The Court refused to accept the argument that a measure of delay in crossing the picket line is a corollary of the constitutional right to convey information through picketing (at paragraph 42):

… freedom of expression does not require anyone to listen. As noted by the late Archie Campbell J. in Trieger at al v. Canadian Broadcasting Corp. et al (1988), 66 O.R. (2d) 273 (H.C.J.), at p. 282, “As to free speech, the right to speak does not necessarily carry with it the right to make someone else listen or the right to make someone else carry one’s own message to the public.” In Canada Post Corp. v. Canadian Union of Postal Workers (CUPW), (1991), 84 D.L.R. (4th) 150 (Ont. Gen. Div.), Montgomery J. quoted with approval the statement of Douglas J. in Lehman v. City of Shaker Heights, 418 U.S. 298 (1974), at p. 307, “While petitioner clearly has a right to express his views to those who wish to listen, he has no right to force his message upon an audience incapable of declining to receive it.”

However, the Court held that delaying people seeking access to property in a labour dispute can be accommodated through the normal discretion the Court has in formulating an appropriate remedy.

In crafting an appropriate injunction, the Court stated that it must be sensitive to the interests of both parties (at paragraph 46):

… This simply means that the employer who seeks access to its property may be required, as a condition of securing the assistance of a court of equity, to live with a certain amount of inconvenience. …

In obiter the Court stated that delay may not be accommodated in every case, for example, where the nature of the employer’s business, and/or the sheer volume of traffic will not accommodate any delay. Also, discretion is unlikely to be exercised in the picketers’ favour if they have not observed an order permitting some delay or if there is violence on the picket line.

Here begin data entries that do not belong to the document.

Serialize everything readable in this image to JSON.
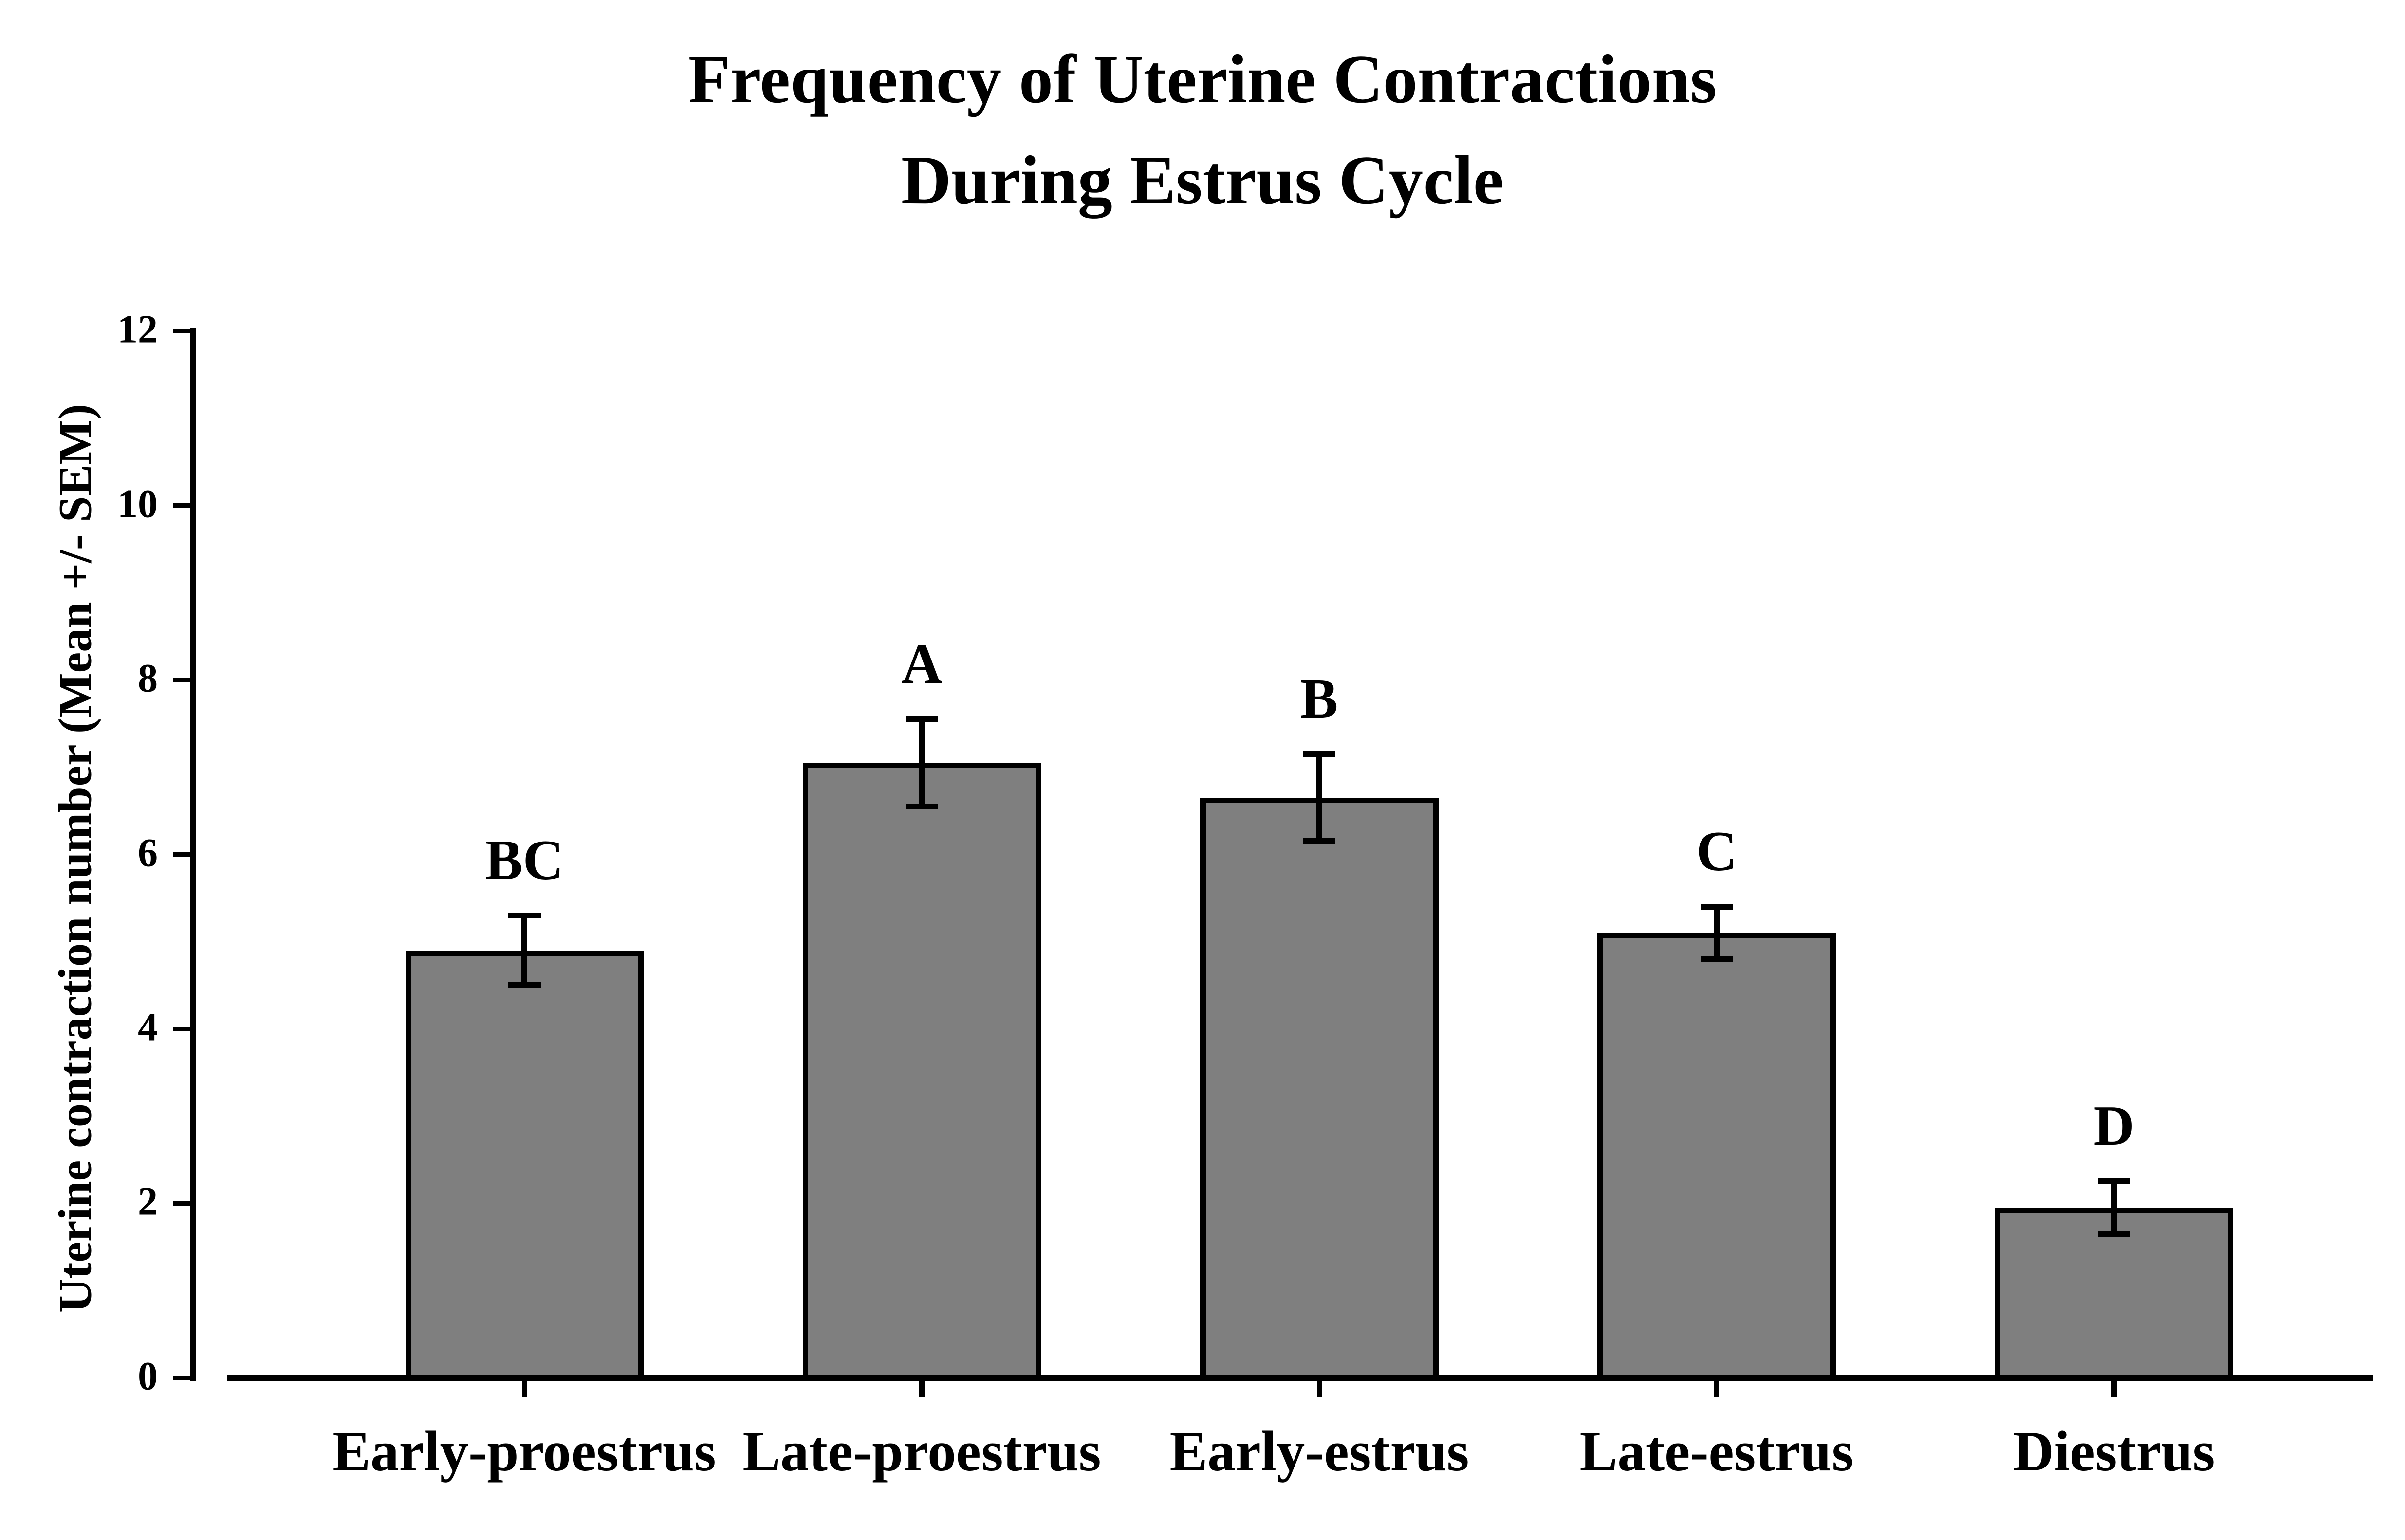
{
  "figure": {
    "background": "#ffffff",
    "text_color": "#000000"
  },
  "chart_data": {
    "type": "bar",
    "title_lines": [
      "Frequency of Uterine Contractions",
      "During Estrus Cycle"
    ],
    "ylabel": "Uterine contraction number (Mean +/- SEM)",
    "xlabel": "",
    "categories": [
      "Early-proestrus",
      "Late-proestrus",
      "Early-estrus",
      "Late-estrus",
      "Diestrus"
    ],
    "values": [
      4.9,
      7.05,
      6.65,
      5.1,
      1.95
    ],
    "sem": [
      0.4,
      0.5,
      0.5,
      0.3,
      0.3
    ],
    "significance_letters": [
      "BC",
      "A",
      "B",
      "C",
      "D"
    ],
    "ylim": [
      0,
      12
    ],
    "yticks": [
      0,
      2,
      4,
      6,
      8,
      10,
      12
    ],
    "grid": false,
    "legend": null,
    "bar_fill": "#7f7f7f",
    "bar_border": "#000000",
    "axis_color": "#000000"
  }
}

The Court strayed far from the issue before it when it opined on secondary picketing (at paragraph 49):

While the matter is not before me, I think there would be less toleration of delay in the case of pure secondary picketing, that is, in a case where the picketed employer has no relationship with the striking trade union, and little relationship with the struck employer. In such a case, I think a strong argument could be made that picketing should remain informational only, without its coercive elements. The rationale for maintaining an appropriate balance, as in the case of a lawful strike, would usually be lacking. Of course, different considerations may apply depending on the relationship between the struck employer and the picketed employer, and the degree of assistance, if any, that is being given to the struck employer by the picketed employer…

The Court concluded with a plea for the negotiation of picketing protocols, to limit the need for intervention of the police and the courts. In addition, when protocols are violated, “it is often appropriate for the Court to simply incorporate the terms of the protocol into an order, without any further analysis”.